Levantamentos realizados em vários países utilizando os
critérios da CID-10 mostraram que a prevalência da depressão ao longo da vida é
de 6 a 12%, com prevalência anual variando entre 3 e 11% [4]. No Brasil, há
importante prevalência dessa afecção em pacientes pediátricos, geriátricos e no
período pós-natal, sendo esta de 8,7%, 22% e 20,7%,
respectivamente [5].
A depressão pode apresentar-se de maneiras diferentes,
sendo classificada por subtipos, como unipolar caracterizada por sentimento de
tristeza e perda da capacidade de sentir prazer nas suas atividades de vida
diária e a bipolar, que se alterna em estados de depressão para estados de
mania [6,7].
Métodos não farmacológicos (psicoeducação,
atividade física e terapias comportamentais) têm sido recomendados para o
manejo dos casos de depressão leve [8] e/ou como profilaxia [9]. O tratamento
biológico ou somático (antidepressivos, outros medicamentos psicofarmacológicos
e hormonais, recursos físicos - correntes elétricas e campos eletromagnéticos),
isoladamente ou em associação aos métodos não farmacológicos, são recomendados
principalmente para o manejo dos casos de depressão moderada a grave, podendo também
ser utilizados naqueles casos de depressão leve, cujo tratamento não
farmacológico não surtiu efeitos [9,10,11].

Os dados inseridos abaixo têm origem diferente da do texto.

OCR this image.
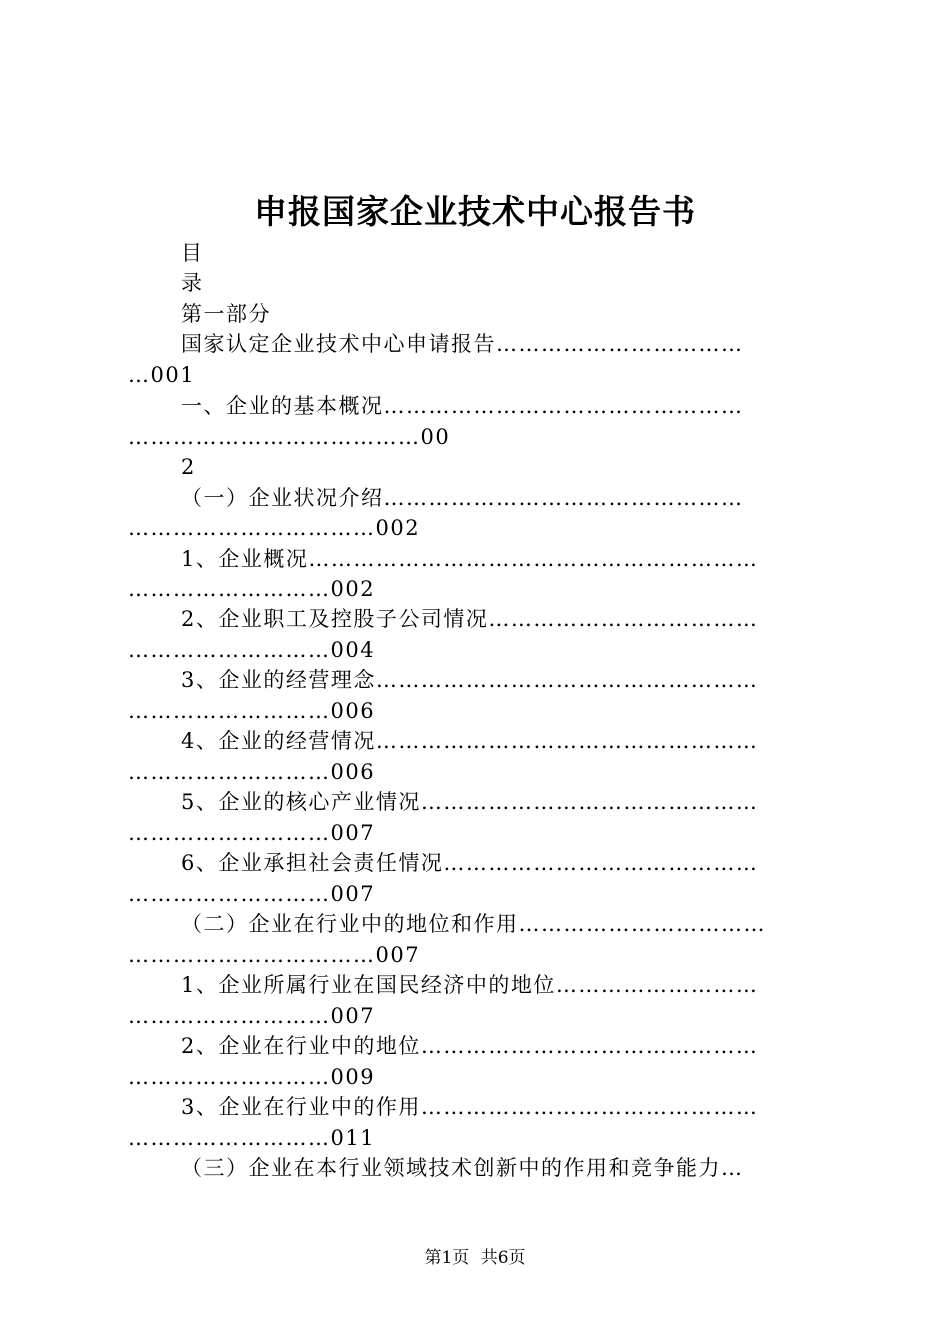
申报国家企业技术中心报告书
目
录
第一部分
国家认定企业技术中心申请报告……………………………
…001
一、企业的基本概况…………………………………………
…………………………………00
2
（一）企业状况介绍…………………………………………
……………………………002
1、企业概况……………………………………………………
………………………002
2、企业职工及控股子公司情况………………………………
………………………004
3、企业的经营理念……………………………………………
………………………006
4、企业的经营情况……………………………………………
………………………006
5、企业的核心产业情况………………………………………
………………………007
6、企业承担社会责任情况……………………………………
………………………007
（二）企业在行业中的地位和作用……………………………
……………………………007
1、企业所属行业在国民经济中的地位………………………
………………………007
2、企业在行业中的地位………………………………………
………………………009
3、企业在行业中的作用………………………………………
………………………011
（三）企业在本行业领域技术创新中的作用和竞争能力…
第1页 共6页
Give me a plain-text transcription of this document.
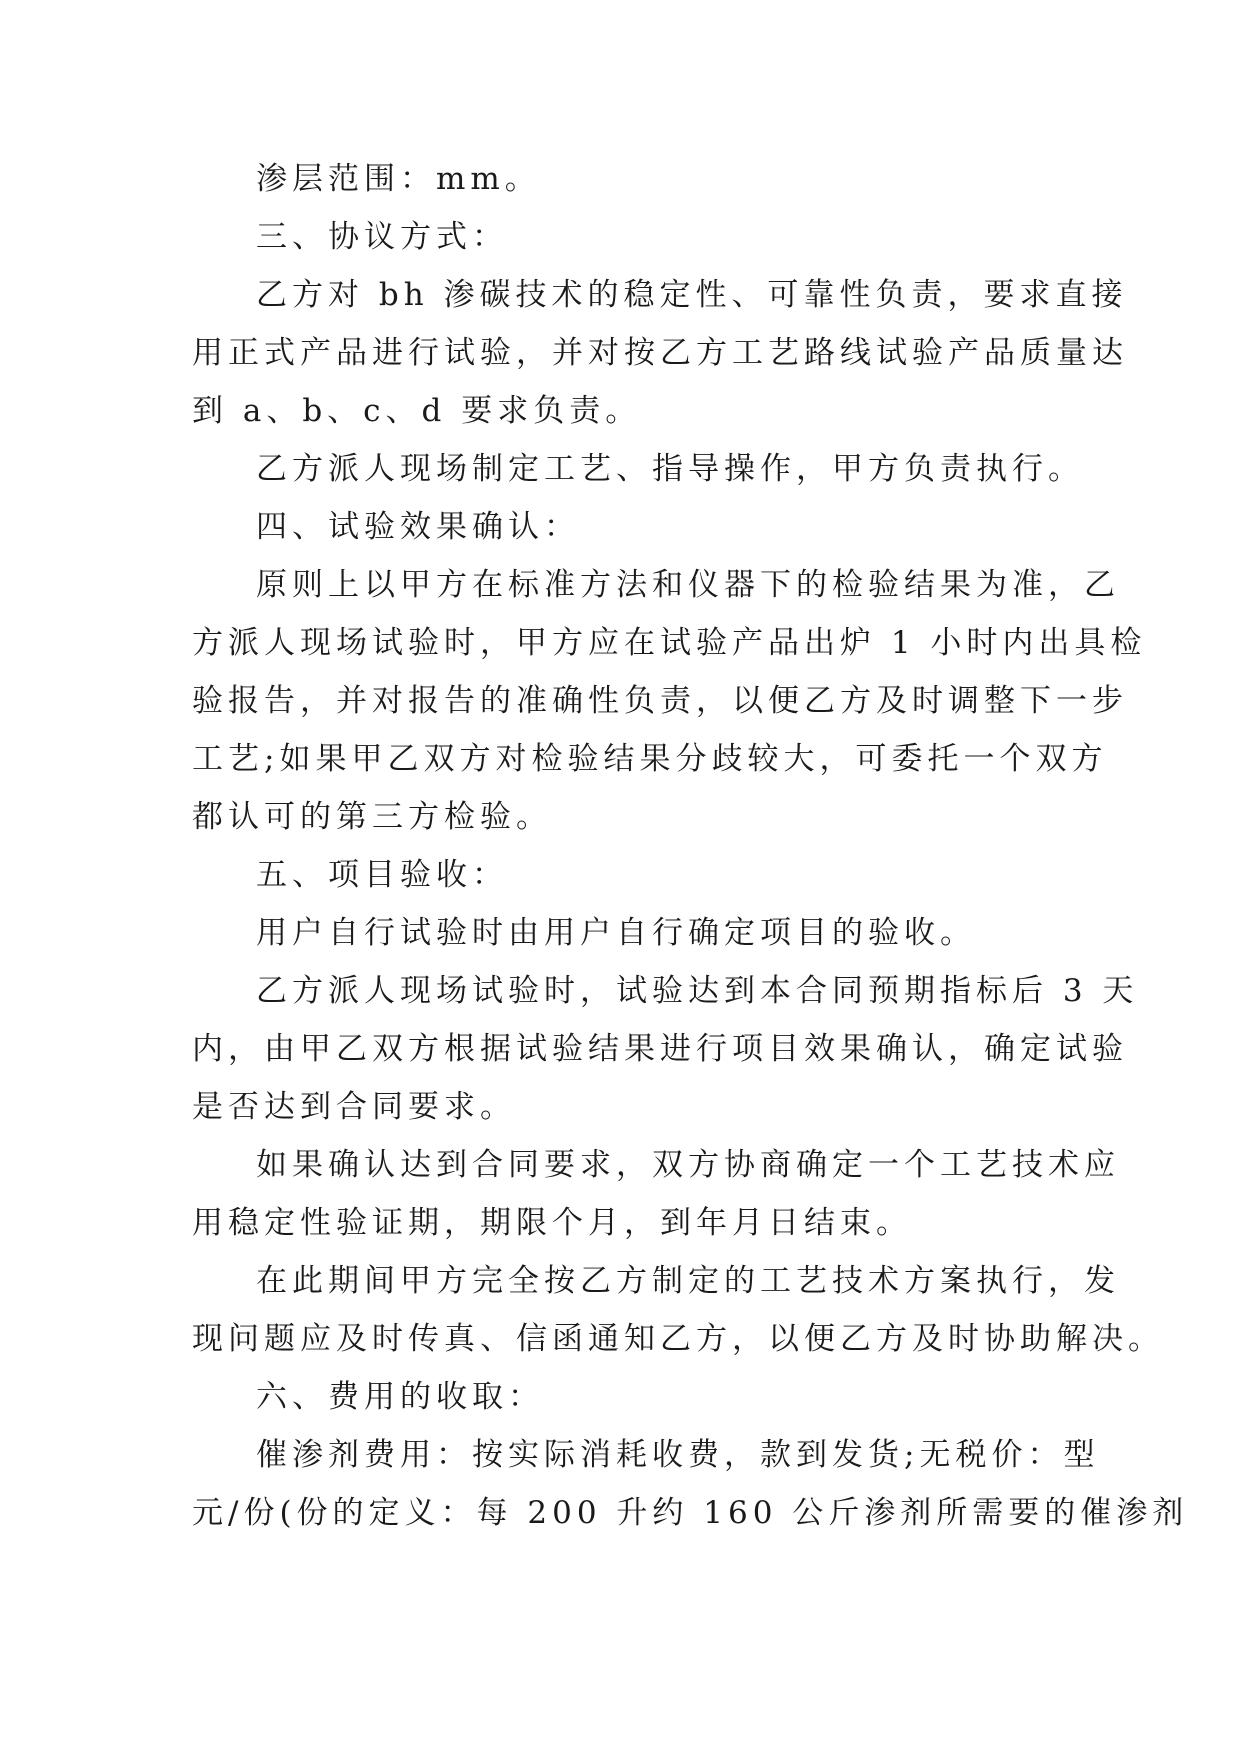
渗层范围：mm。
三、协议方式：
乙方对 bh 渗碳技术的稳定性、可靠性负责，要求直接
用正式产品进行试验，并对按乙方工艺路线试验产品质量达
到 a、b、c、d 要求负责。
乙方派人现场制定工艺、指导操作，甲方负责执行。
四、试验效果确认：
原则上以甲方在标准方法和仪器下的检验结果为准，乙
方派人现场试验时，甲方应在试验产品出炉 1 小时内出具检
验报告，并对报告的准确性负责，以便乙方及时调整下一步
工艺;如果甲乙双方对检验结果分歧较大，可委托一个双方
都认可的第三方检验。
五、项目验收：
用户自行试验时由用户自行确定项目的验收。
乙方派人现场试验时，试验达到本合同预期指标后 3 天
内，由甲乙双方根据试验结果进行项目效果确认，确定试验
是否达到合同要求。
如果确认达到合同要求，双方协商确定一个工艺技术应
用稳定性验证期，期限个月，到年月日结束。
在此期间甲方完全按乙方制定的工艺技术方案执行，发
现问题应及时传真、信函通知乙方，以便乙方及时协助解决。
六、费用的收取：
催渗剂费用：按实际消耗收费，款到发货;无税价：型
元/份(份的定义：每 200 升约 160 公斤渗剂所需要的催渗剂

Dentre as várias opções de tratamentos biológicos
disponíveis [12], o tratamento farmacológico, em especial com antidepressivos,
é a terapia mais comumente utilizada para o manejo da depressão [9]. Embora os
antidepressivos sejam capazes de promover respostas positivas ao tratamento
[13], seus efeitos adversos - boca seca, distúrbios gastrointestinais e do
sono, retenção urinária, taquicardia, ganho de peso, disfunção sexual,
cefaleias e exacerbação da enxaqueca, crises convulsivas e delirium [9] -
associados ao fato de que cerca de 30 a 50% dos distúrbios depressivos não
respondem de forma eficiente ao tratamento medicamentoso inicial [14], têm
contribuído para um crescente uso das terapias envolvendo a utilização de
correntes elétricas e campos eletromagnéticos.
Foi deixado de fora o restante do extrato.